Die Piratenpartei bekennt sich entschieden zum Erlass eines Landesklimaschutzgesetzes und lehnt das Kraftwerksprojekt Datteln IV ab: „Große Kohlekraftwerke laufen den Zielen der Energiewende zuwider." Auch die Linke lehnt das „rechtswidrige Kohlekraftwerk Datteln“ klar ab. Rot-Grün werfen die Linken vor, in NRW beim Klimaschutz weit hinter den Notwendigkeiten hinterherzuhinken. Das Ziel der bisherigen Landesregierung, die CO2 Emissionen bis 2020 um 25 Prozent (gegenüber 1990) zu reduzieren, sei viel zu wenig ehrgeizig, angesichts des nationalen Zielwert von minus 40 Prozent bis zu diesem Zeitpunkt.

„Wir sind erfreut, dass alle Parteien mehr oder weniger zügig auf unsere Fragen geantwortet haben“, erklärte der Leiter Politik und Presse der DUH, Gerd Rosenkranz, zu den Ergebnissen der Umfrage. Bezüglich der Parteien, die die größten Chancen haben, das Land in den nächsten fünf Jahren zu führen, sei das allerdings schon fast das einzig Erfreuliche an den Reaktionen. „Ansonsten gibt es viel Klimaschutz im Weichspülgang“. CDU und SPD wollten sich erkennbar alle Optionen offenhalten. Den Wählerinnen und Wählern rät Rosenkranz, „bei den Bekenntnissen der Politikerinnen und Politiker zum Klimaschutz bis zum Wahltag sehr genau hinzuhören, wenn es konkret wird.“

„Datteln IV ist der Glaubwürdigkeitstest für eine konsequente Neuausrichtung der NRW-Energiepolitik“, sagte Dirk Jansen, der Geschäftsleiter des BUND in NRW. „Wer wie Norbert Röttgen oder Christian Lindner das gerichtlich gescheiterte Klimakiller-Kraftwerk doch noch durchboxen will, leistet den klimaschutzpolitischen Offenbarungseid. Das Kraftwerk ist ebenso überflüssig wie schädlich für Mensch und Umwelt.“

Ein bisschen weniger allgemeine Bekenntnisse, dafür mehr konkrete Aussagen, was nach dem 13. Mai geschehen soll, hätte sich Josef Tumbrinck, der NABU-Landesvorsitzende, gewünscht. Tumbrinck: „Klimaschutzgesetz und Klimaschutzplan waren bis zur Neuwahlentscheidung auf einem guten Weg. Daran kann und muss die neue Landesregierung nahtlos anknüpfen.“ Ansonsten würde die Politik im Übrigen dem Bewusstsein großer Teile der Gesellschaft hinterher hinken.

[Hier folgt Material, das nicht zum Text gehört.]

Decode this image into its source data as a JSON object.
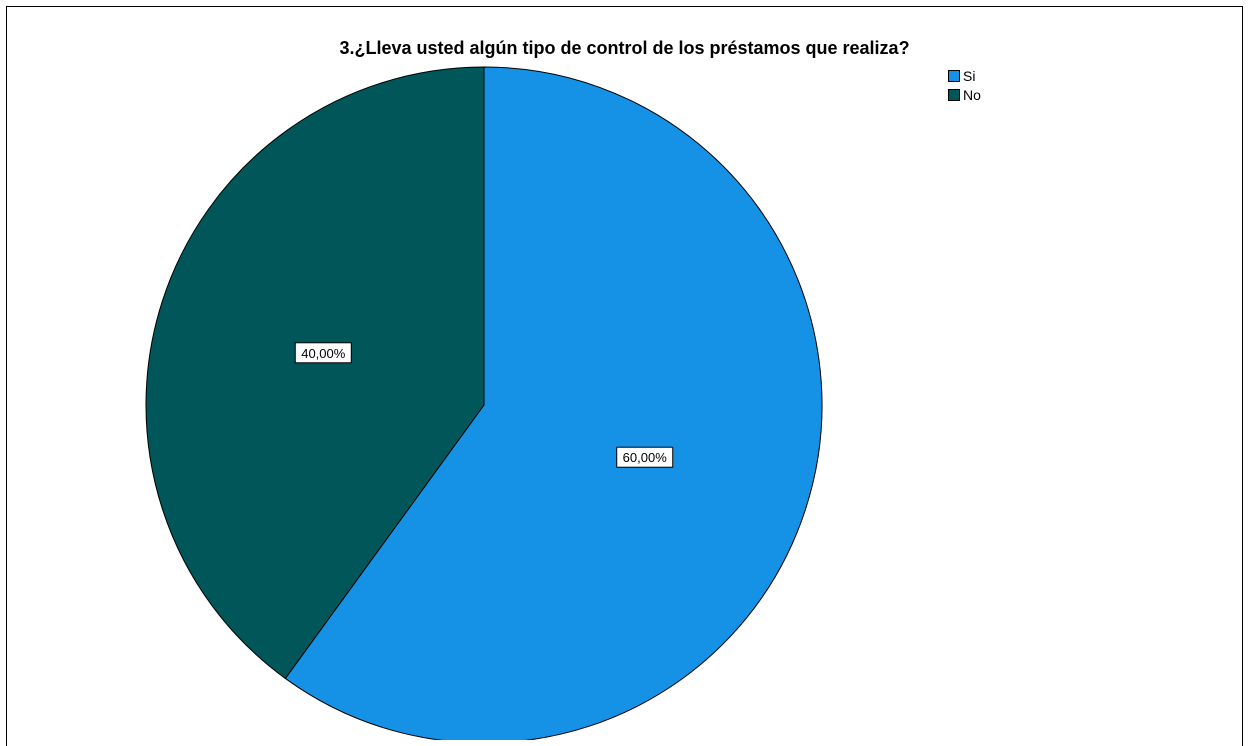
{
  "chart_data": {
    "type": "pie",
    "title": "3.¿Lleva usted algún tipo de control de los préstamos que realiza?",
    "categories": [
      "Si",
      "No"
    ],
    "values": [
      60.0,
      40.0
    ],
    "value_labels": [
      "60,00%",
      "40,00%"
    ],
    "colors": [
      "#1591e6",
      "#005658"
    ],
    "legend_position": "top-right",
    "start_angle_deg": 0,
    "direction": "clockwise"
  }
}
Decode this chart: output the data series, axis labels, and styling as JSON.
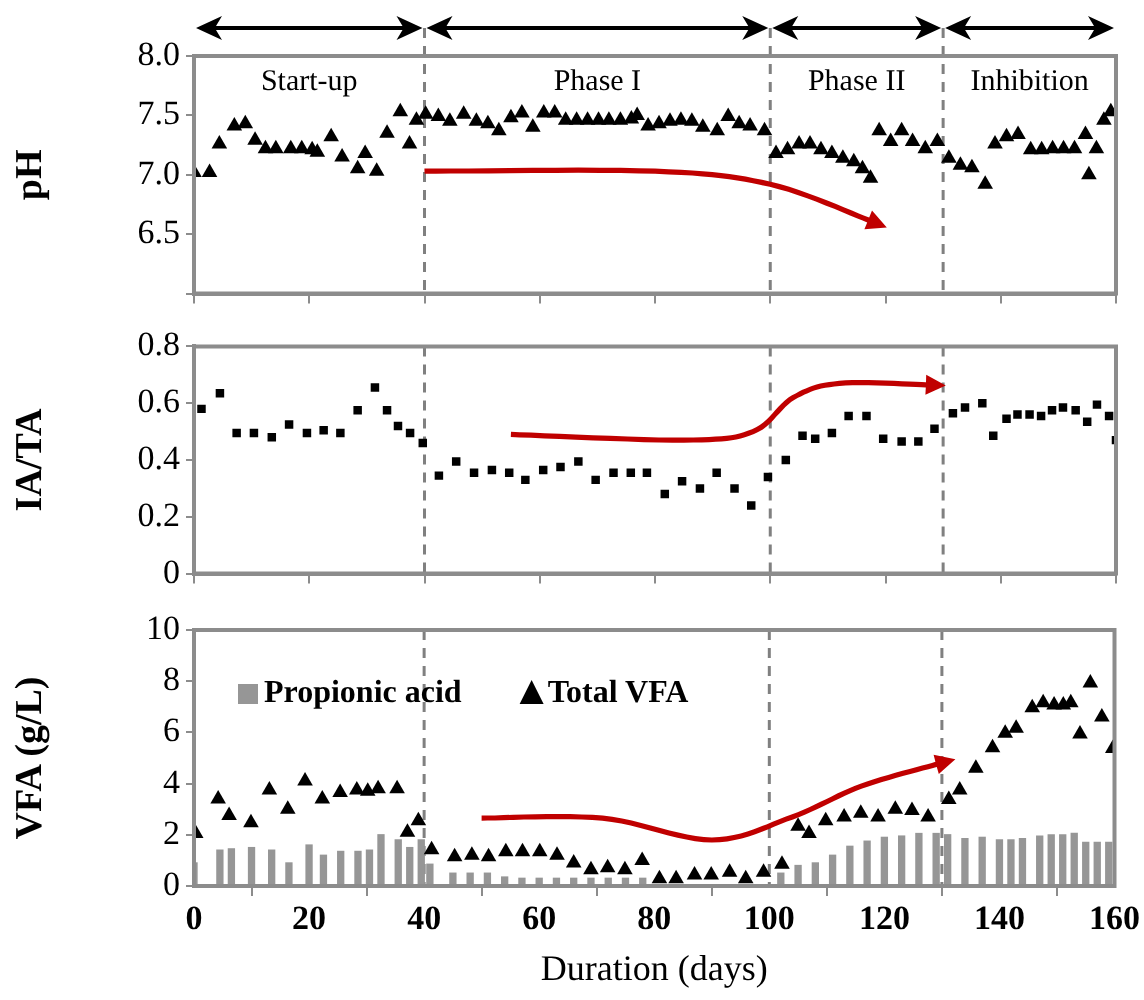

Das von den Verbänden im Wahlkampf 2010 vorgeschlagene Klimaschutzgesetz NRW hat zum Ziel, die Treibhausgasemissionen in NRW bis 2050 um 95 Prozent gegenüber 1990 zu reduzieren. Um dies zu erreichen, soll das Energiesystem effizienter gestaltet und binnen vier Jahrzehnten praktisch vollständig auf Erneuerbare Energien umgestellt werden.

Quelle: Deutsche Umwelthilfe e.V., BUND Landesverband Nordrhein-Westfalen e.V., NABU Landesverband Nordrhein-Westfalen e.V., Campact e.V., Germanwatch e.V.